Why We Want To Eat And Why We Don’t

There are plenty of reasons to eat food. But what about those times when we want to eat but don’t want an unnecessary calorie-laden meal? The truth is, we all want to eat. But sometimes, we eat because our body is telling us we really, really don’t want to.

One reason we want to eat is because we want tasty, satisfying and healthful food. But many of our actions to please our bodies are often counterproductive. For example, if someone is trying to lose weight, they may go out and eat three or four large meals — but that’s not healthy. In general, we should be very careful when we choose and how we eat. And that’s true whether we’re seeking to lose weight or to be healthy. Even though we may like food, we are not always good decisions as to what and how much to eat. To be a good decision maker in matters of food we have to take into consideration these important factors: (1) nutritional value and the food we eat; (2) environmental factors, such as price and availability of good nutrition; (3) social and cultural factors, including family values, beliefs and customs; and (4) physical challenges, such as body image and metabolism.

In fact, the most successful dieters in the world choose a few food groups rather than a large variety and do a very specific plan of diet. The group of foods to choose are generally considered to be in the following categories: vegetables, fruits, whole grains, fish, fruits, dried seafood, low-fat dairy products, beans, nuts, whole-grain cereals, seeds and nuts. The groups you choose are influenced with your personality and how you think about food. For example, people with low self-control who eat lots of food will end up with weight problems because their food choices are more addictive. On the other hand, people who have high self-control and try not to have any temptation and eat fewer types of food will often have a more successful weight-loss plan. That’s because it’s the people who have trouble resisting a food, such as food cravings, that can be more successful. 
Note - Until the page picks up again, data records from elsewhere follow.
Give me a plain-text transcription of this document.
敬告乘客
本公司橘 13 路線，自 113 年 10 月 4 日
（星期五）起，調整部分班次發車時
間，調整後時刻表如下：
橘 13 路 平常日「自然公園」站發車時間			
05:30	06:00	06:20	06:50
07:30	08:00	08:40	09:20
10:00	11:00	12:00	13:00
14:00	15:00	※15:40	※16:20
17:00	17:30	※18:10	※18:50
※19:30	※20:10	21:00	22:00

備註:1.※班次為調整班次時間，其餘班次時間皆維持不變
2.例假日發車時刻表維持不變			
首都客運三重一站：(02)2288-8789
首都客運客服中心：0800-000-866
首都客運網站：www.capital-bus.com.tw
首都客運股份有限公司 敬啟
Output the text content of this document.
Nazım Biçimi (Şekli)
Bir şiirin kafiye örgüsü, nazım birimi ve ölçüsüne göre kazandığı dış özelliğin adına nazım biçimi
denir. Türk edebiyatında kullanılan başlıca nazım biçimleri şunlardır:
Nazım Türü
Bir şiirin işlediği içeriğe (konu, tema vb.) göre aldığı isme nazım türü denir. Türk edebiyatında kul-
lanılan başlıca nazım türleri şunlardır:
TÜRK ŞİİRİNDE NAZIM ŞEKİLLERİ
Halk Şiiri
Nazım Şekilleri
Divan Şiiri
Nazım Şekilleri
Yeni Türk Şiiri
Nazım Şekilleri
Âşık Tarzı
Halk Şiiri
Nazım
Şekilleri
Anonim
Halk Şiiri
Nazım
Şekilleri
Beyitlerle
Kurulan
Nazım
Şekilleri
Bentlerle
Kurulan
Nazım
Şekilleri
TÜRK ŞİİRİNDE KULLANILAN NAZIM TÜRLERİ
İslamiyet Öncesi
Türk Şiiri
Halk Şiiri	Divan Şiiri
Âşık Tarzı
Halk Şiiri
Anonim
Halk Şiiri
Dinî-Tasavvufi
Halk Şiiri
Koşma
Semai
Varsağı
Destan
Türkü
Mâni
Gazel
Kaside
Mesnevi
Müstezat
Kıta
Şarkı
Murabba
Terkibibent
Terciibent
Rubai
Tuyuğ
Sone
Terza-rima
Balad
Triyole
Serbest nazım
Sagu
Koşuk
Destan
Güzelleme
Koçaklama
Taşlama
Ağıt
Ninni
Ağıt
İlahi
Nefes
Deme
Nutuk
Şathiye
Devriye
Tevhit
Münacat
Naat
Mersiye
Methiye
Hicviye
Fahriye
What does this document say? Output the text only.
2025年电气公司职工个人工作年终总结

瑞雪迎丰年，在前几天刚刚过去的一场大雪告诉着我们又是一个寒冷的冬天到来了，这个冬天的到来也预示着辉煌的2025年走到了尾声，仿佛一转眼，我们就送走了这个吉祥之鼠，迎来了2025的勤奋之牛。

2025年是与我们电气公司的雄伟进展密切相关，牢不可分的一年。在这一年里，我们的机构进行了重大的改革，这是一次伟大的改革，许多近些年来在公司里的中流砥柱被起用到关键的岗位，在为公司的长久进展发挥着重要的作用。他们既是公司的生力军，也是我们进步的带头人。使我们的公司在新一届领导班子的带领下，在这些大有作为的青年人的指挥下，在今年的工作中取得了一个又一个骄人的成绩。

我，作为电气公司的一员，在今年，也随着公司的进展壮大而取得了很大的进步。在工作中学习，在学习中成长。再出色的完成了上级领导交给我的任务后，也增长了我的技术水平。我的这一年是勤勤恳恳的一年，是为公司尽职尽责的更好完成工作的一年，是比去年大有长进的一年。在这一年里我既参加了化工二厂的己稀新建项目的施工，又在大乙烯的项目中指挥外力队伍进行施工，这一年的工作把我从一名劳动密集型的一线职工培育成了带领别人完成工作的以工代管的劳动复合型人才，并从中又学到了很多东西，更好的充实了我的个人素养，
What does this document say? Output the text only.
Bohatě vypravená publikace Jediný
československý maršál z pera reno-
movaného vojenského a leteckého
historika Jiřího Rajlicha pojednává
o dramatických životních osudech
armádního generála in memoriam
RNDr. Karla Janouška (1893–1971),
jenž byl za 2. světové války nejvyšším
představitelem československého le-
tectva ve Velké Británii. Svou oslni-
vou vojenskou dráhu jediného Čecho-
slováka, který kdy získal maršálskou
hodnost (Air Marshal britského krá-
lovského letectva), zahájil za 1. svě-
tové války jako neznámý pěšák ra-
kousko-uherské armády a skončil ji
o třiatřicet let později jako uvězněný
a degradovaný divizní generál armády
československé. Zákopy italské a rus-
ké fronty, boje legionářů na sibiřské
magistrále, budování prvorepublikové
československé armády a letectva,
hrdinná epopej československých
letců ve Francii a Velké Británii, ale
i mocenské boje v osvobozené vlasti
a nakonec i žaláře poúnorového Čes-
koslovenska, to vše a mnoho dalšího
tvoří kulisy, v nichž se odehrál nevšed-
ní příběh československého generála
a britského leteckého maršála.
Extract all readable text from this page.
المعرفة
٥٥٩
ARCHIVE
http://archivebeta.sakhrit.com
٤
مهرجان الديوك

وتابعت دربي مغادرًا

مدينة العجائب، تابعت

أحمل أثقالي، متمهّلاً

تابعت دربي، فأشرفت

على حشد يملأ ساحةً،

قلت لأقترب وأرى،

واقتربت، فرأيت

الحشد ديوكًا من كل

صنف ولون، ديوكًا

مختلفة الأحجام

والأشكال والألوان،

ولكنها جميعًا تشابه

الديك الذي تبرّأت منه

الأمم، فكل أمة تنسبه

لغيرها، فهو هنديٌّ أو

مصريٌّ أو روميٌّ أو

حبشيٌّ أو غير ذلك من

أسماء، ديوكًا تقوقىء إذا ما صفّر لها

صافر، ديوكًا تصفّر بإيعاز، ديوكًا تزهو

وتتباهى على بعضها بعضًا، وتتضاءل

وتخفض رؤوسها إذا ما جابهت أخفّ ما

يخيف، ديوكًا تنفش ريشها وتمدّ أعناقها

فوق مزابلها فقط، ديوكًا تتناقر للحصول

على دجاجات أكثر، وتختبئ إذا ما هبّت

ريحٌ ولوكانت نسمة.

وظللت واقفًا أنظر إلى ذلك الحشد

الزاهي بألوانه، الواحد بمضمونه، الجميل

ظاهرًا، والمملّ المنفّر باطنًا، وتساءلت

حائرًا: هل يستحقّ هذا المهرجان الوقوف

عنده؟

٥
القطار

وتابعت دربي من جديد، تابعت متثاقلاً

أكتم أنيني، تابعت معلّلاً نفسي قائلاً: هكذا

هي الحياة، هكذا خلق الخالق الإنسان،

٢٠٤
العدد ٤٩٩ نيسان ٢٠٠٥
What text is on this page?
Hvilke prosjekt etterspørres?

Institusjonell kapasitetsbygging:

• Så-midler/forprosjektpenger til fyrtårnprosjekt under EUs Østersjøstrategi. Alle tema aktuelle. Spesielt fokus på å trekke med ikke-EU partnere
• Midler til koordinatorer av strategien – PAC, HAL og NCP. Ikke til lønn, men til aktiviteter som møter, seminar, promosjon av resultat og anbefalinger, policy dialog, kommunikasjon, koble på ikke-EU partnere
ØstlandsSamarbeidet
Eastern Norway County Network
Another important factor to understand is that our metabolism is an incredible machine that takes an enormous amount of energy. To be effective we need to use our metabolism for its maximum efficiency. But if you can find foods that are calorie-dense without compromising your health, that is optimal.

There are many ways to change your diet. One way is to choose foods that your body will naturally crave and will fill you up and keep you satisfied. You could also experiment with the types of food you eat, such as adding or removing certain food groups. If you don’t like your new food choices, you can simply go back to your old ones. 

Here are some good ways to get started on your new diet:

1. Eat less.

As your body loses fat, it’s also losing many of its natural “comfort foods” that increase appetite. So rather than eating more, try eating less to balance it out. It’s likely that your craving will be reduced rather than eliminated. If you really don’t enjoy eating, you can try replacing one serving size of a food you’re craving with about half of the serving size of something you’re satisfied with. That will help you avoid the bad feelings you normally get when cravings creep in. 2. Add extra fiber to your diet . Studies have shown that people who eat more fiber at each meal have stronger satiety hormones and eat less food. Even 1.5 to 2 teaspoons a day has been found to have a significant effect. The health benefits of fiber are many, and include lowering the risk of heart disease, increasing satiety, and helping to keep blood sugar level more stable so you feel full longer. 3. Create better eating habits in your family and friends. Create a good family and social environment that encourages healthy food choices. This will help motivate your family or friend to eat healthier choices and help others follow your example.  4. Try a no-fat, low-calorie diet for two weeks. It’s possible to lose one to two pounds without losing any water-weight (the so-called “water-weight effect”). One study shows the difference could be as much as half of one pound of body weight.